Sometimes, they just seem cursed:
  • Cursed when Bruce Harper fumbled the opening kickoff return at the 1981 Wild Card game against the Buffalo Bills, instantly putting them in a 7-0 hole from which they'd never escape in the last NFL playoff game at Shea Stadium;
  • Cursed when Testaverde's achilles tendon tore in first half of the first game of the 1999 season after he'd led them to the 1998 AFC championship game;
  • Cursed when placekicker Doug Brien missed two potential game-winning field goals in a 2004 playoff game against the Pittsburgh Steelers;
  • Cursed when -- after using their first draft pick to take kicker Mike Nugent to replace Brien -- Pennington and back-up QB Jay Fiedler sustained season-ending injuries in the same quarter of the third game of the 2005 season.*
Bad decisions? Bad juju? Plenty of both to go around.

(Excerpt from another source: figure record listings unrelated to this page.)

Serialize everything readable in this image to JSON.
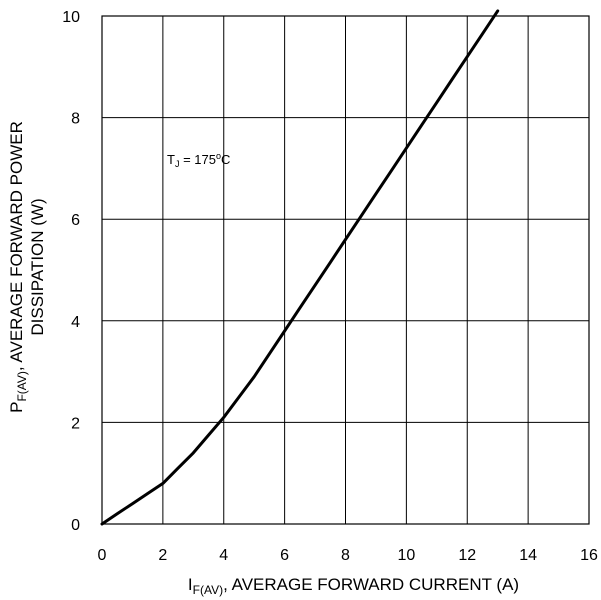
{
  "chart_data": {
    "type": "line",
    "xlim": [
      0,
      16
    ],
    "ylim": [
      0,
      10
    ],
    "x_ticks": [
      "0",
      "2",
      "4",
      "6",
      "8",
      "10",
      "12",
      "14",
      "16"
    ],
    "y_ticks": [
      "0",
      "2",
      "4",
      "6",
      "8",
      "10"
    ],
    "grid": true,
    "xlabel": {
      "symbol": "I",
      "subscript": "F(AV)",
      "text": ", AVERAGE FORWARD CURRENT (A)"
    },
    "ylabel": {
      "symbol": "P",
      "subscript": "F(AV)",
      "line1": ", AVERAGE FORWARD POWER",
      "line2": "DISSIPATION (W)"
    },
    "annotation": {
      "symbol": "T",
      "subscript": "J",
      "text": " = 175",
      "superscript": "o",
      "unit": "C"
    },
    "series": [
      {
        "color": "#000000",
        "points": [
          [
            0,
            0
          ],
          [
            0.5,
            0.2
          ],
          [
            1,
            0.4
          ],
          [
            1.5,
            0.6
          ],
          [
            2,
            0.8
          ],
          [
            2.5,
            1.1
          ],
          [
            3,
            1.4
          ],
          [
            3.5,
            1.75
          ],
          [
            4,
            2.1
          ],
          [
            4.5,
            2.5
          ],
          [
            5,
            2.9
          ],
          [
            5.5,
            3.35
          ],
          [
            6,
            3.8
          ],
          [
            6.5,
            4.25
          ],
          [
            7,
            4.7
          ],
          [
            7.5,
            5.15
          ],
          [
            8,
            5.6
          ],
          [
            8.5,
            6.05
          ],
          [
            9,
            6.5
          ],
          [
            9.5,
            6.95
          ],
          [
            10,
            7.4
          ],
          [
            10.5,
            7.85
          ],
          [
            11,
            8.3
          ],
          [
            11.5,
            8.75
          ],
          [
            12,
            9.2
          ],
          [
            12.5,
            9.65
          ],
          [
            13,
            10.1
          ]
        ]
      }
    ]
  }
}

Since the NFL's adoption of a 16-game schedule, the Jets have gone 281-317-2 over 38 seasons (two of which were abbreviated by labor issues). Seven of those seasons produced 8-8 records, another 8-7-1, two at 7-9, five at 9-7, six at 6-10 and six at 10-6. These Monsters of the Middling once went 12-4. They also once went 1-15. They've won 10 post-season games and lost 12, including four AFC Championships.

To be sure, all of those bad times were preceded by good times: the New York Sack Exchange defensive line that made the Jets a premier team in the early 80s; O'Brien's almost unerring accuracy; that franchise-best 12-4 season in 1998; their rally to an 8-8 finish the next year when, post-Testaverde injury they'd fallen to 2-6 before being rescued by the unheralded Ray Lucas; plus that brief time when Mark Sanchez and Rex Ryan got us all to buy in.

Every peak only heightened the subsequent fall.

Fandom for any team is an act of faith. Nobody wins all of the time, even if it sometimes feels that way. The Jets are far from alone in seeming to be endlessly rebuilding, forever close to turning that last corner. That's the grift, the long con: we the willing, we the credulous, we the gullible, we believe.

Even if we don't want to, we believe.

* A Cincinnati Bengal since 2010, Nugent just minutes ago booted a game-winning field goal for the big cats as they downed the Jets, 23-22, in the 2016 season opener. Of course he did.